I listened to 7 minutes of continuous music. Absolutely impeccable. No glitches, no cuts, no delays. Other than the horrible sound quality (voice codecs have hilarious artifacts when dealing with electronic music), it was wonderful.
Then, I swapped the setup around. From my cordless phone (ATA/FPL), I called my cell. I placed the cordless near the speaker, put some headphones on my cell, and went back to do 15 more minutes of laundry while listening to the music. Again, impeccable. Not a single cut or glitch or delay. Again, horrible sound quality, much worse than with the iphone's mic. I assume the panasonic whatever cordless phone is already breaking up sound nicely even before it reaches ATA.
In any case, I'm very sorry (to other forum members) to inform you that in my case, there's no issue, at least not tonight.
Oh and I forgot Ping Plotter running since last Friday, so I now have about 280 000 pings to graph. In any case, here's the graph from the duration of my calls, about 25 minutes in total.

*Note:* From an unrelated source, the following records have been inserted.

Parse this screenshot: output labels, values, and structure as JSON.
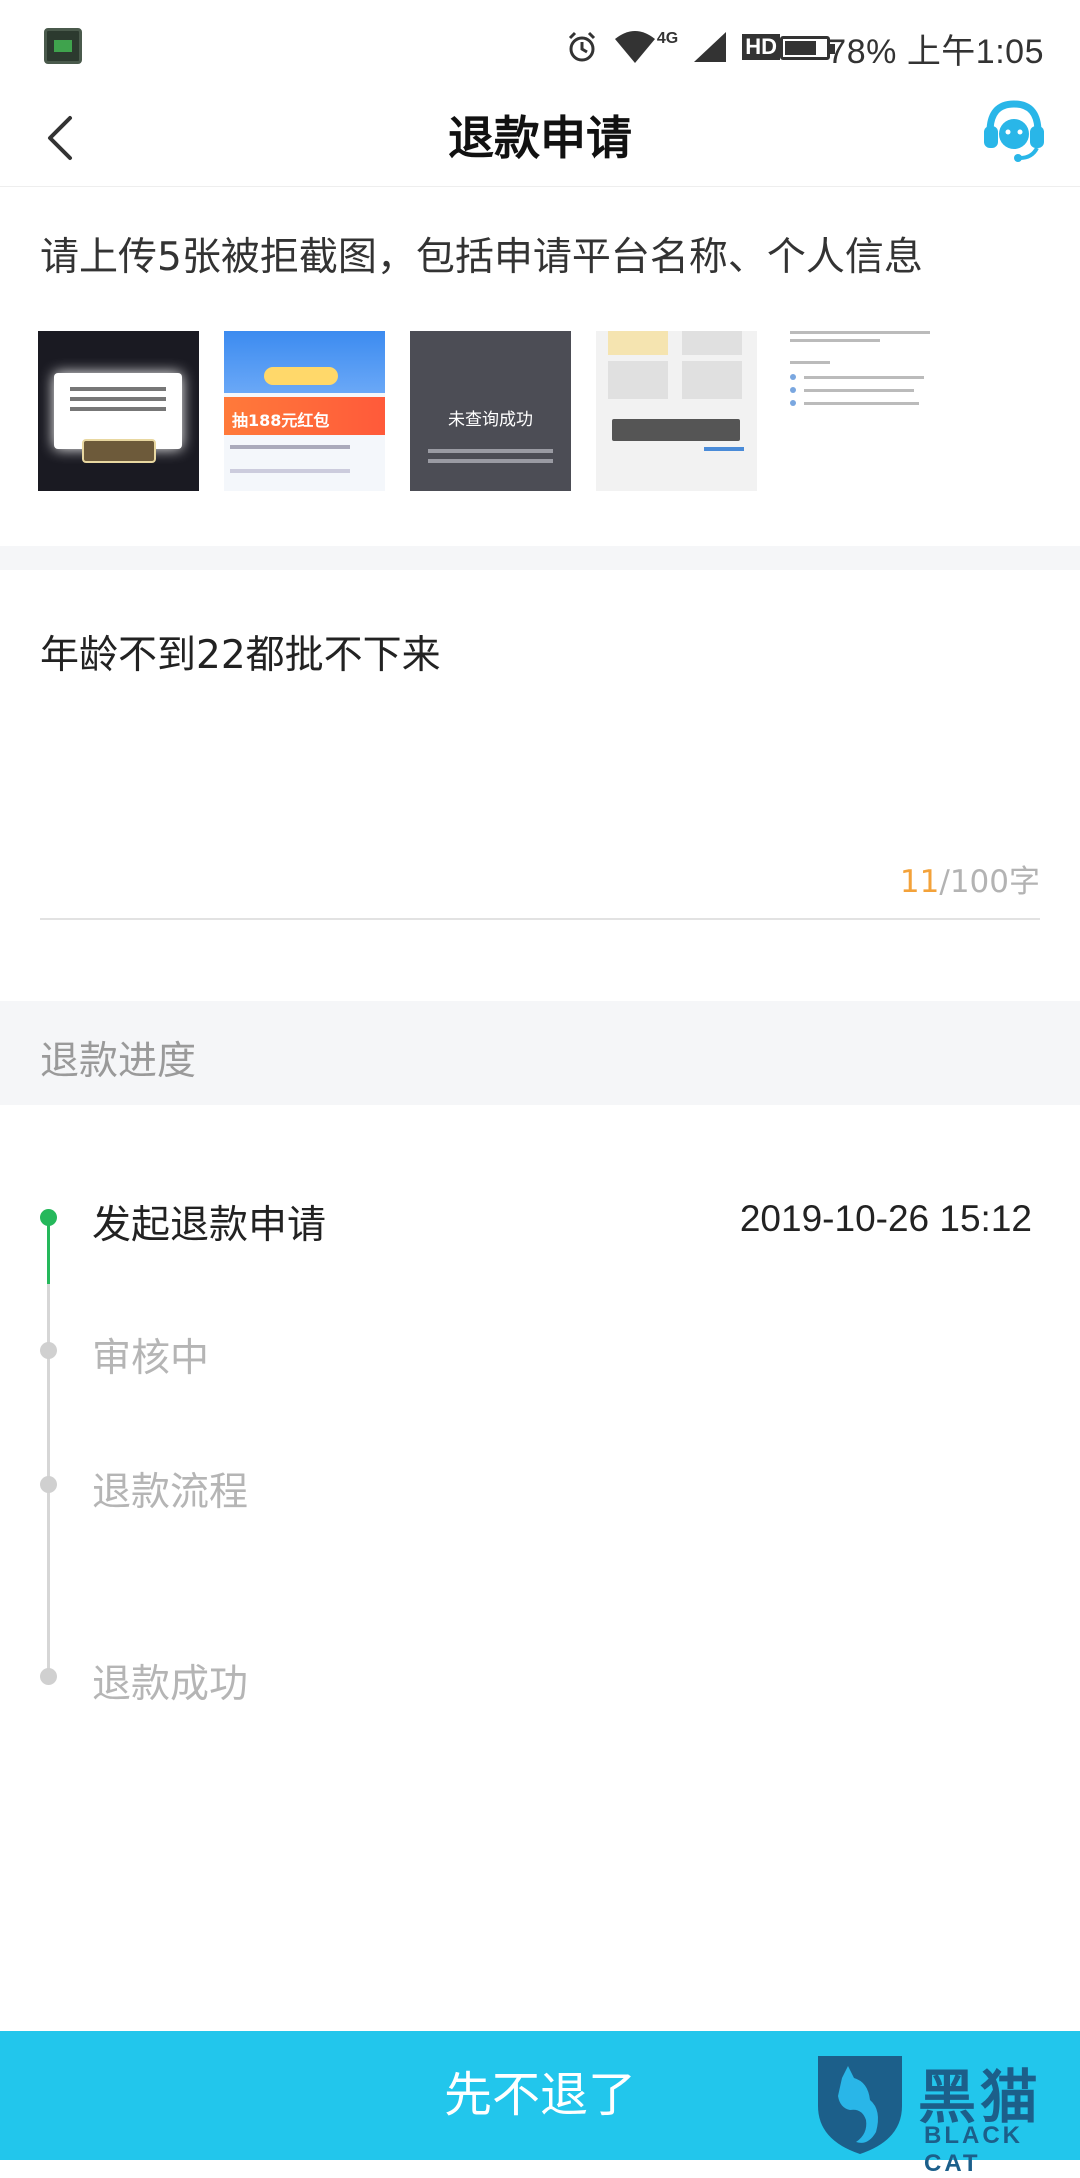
{
  "status_bar": {
    "signal_label": "4G",
    "hd_label": "HD",
    "battery_percent": 78,
    "battery_text": "78%",
    "time": "上午1:05"
  },
  "header": {
    "title": "退款申请",
    "back_icon": "chevron-left-icon",
    "service_icon": "headset-icon",
    "accent_color": "#29b6e8"
  },
  "upload": {
    "hint": "请上传5张被拒截图，包括申请平台名称、个人信息",
    "thumbnails": [
      {
        "name": "screenshot-1"
      },
      {
        "name": "screenshot-2",
        "text": "抽188元红包"
      },
      {
        "name": "screenshot-3",
        "text": "未查询成功"
      },
      {
        "name": "screenshot-4"
      },
      {
        "name": "screenshot-5"
      }
    ]
  },
  "reason": {
    "text": "年龄不到22都批不下来",
    "count_current": "11",
    "count_max": "/100字"
  },
  "progress": {
    "title": "退款进度",
    "steps": [
      {
        "label": "发起退款申请",
        "time": "2019-10-26 15:12",
        "active": true
      },
      {
        "label": "审核中",
        "active": false
      },
      {
        "label": "退款流程",
        "active": false
      },
      {
        "label": "退款成功",
        "active": false
      }
    ],
    "active_color": "#25b85b"
  },
  "footer": {
    "button_label": "先不退了",
    "button_color": "#22c6ec"
  },
  "watermark": {
    "cn": "黑猫",
    "en": "BLACK CAT"
  }
}
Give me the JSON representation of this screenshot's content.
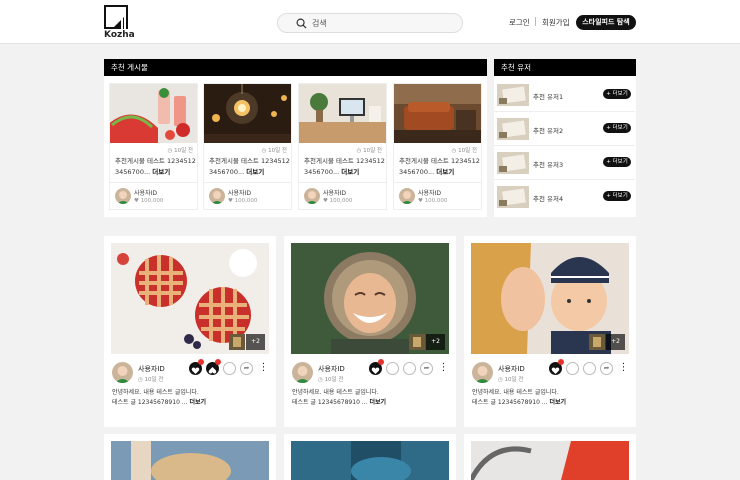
{
  "header": {
    "logo_text": "Kozha",
    "search_placeholder": "검색",
    "login": "로그인",
    "signup": "회원가입",
    "style_feed": "스타일피드 탐색"
  },
  "recommended_posts": {
    "title": "추천 게시물",
    "items": [
      {
        "date": "10일 전",
        "line1": "추천게시물 테스트 1234512",
        "line2": "3456700...",
        "more": "더보기",
        "user": "사용자ID",
        "likes": "100,000"
      },
      {
        "date": "10일 전",
        "line1": "추천게시물 테스트 1234512",
        "line2": "3456700...",
        "more": "더보기",
        "user": "사용자ID",
        "likes": "100,000"
      },
      {
        "date": "10일 전",
        "line1": "추천게시물 테스트 1234512",
        "line2": "3456700...",
        "more": "더보기",
        "user": "사용자ID",
        "likes": "100,000"
      },
      {
        "date": "10일 전",
        "line1": "추천게시물 테스트 1234512",
        "line2": "3456700...",
        "more": "더보기",
        "user": "사용자ID",
        "likes": "100,000"
      }
    ]
  },
  "recommended_users": {
    "title": "추천 유저",
    "items": [
      {
        "name": "추천 유저1",
        "more": "+ 더보기"
      },
      {
        "name": "추천 유저2",
        "more": "+ 더보기"
      },
      {
        "name": "추천 유저3",
        "more": "+ 더보기"
      },
      {
        "name": "추천 유저4",
        "more": "+ 더보기"
      }
    ]
  },
  "feed": [
    {
      "plus": "+2",
      "user": "사용자ID",
      "date": "10일 전",
      "text1": "안녕하세요. 내용 테스트 글입니다.",
      "text2": "테스트 글 12345678910 ...",
      "more": "더보기"
    },
    {
      "plus": "+2",
      "user": "사용자ID",
      "date": "10일 전",
      "text1": "안녕하세요. 내용 테스트 글입니다.",
      "text2": "테스트 글 12345678910 ...",
      "more": "더보기"
    },
    {
      "plus": "+2",
      "user": "사용자ID",
      "date": "10일 전",
      "text1": "안녕하세요. 내용 테스트 글입니다.",
      "text2": "테스트 글 12345678910 ...",
      "more": "더보기"
    }
  ],
  "colors": {
    "accent": "#111111",
    "badge": "#e5322d",
    "background": "#f2f2f2"
  }
}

Interesting points to note about this graphic:
1) there's a few packet loss here and there on various hops. Didn't seem relevant to the voice data.
2) I set my Ping Plotter to use UDP pings, not ICMP. This way, I am apparently a bit closer to reality for VoIP in the test.
I'll try to bring a hub home so that I can repeat this test with wireshark running, but since it didn't do the issue to me, the log would only prove that I can't reproduce the issue others have.
One more thing: the audio source was a huge (34 minutes) youtube video, so I had quite some data going on during the entire test, which explains why all ping times go from near-zero to fifty-ish.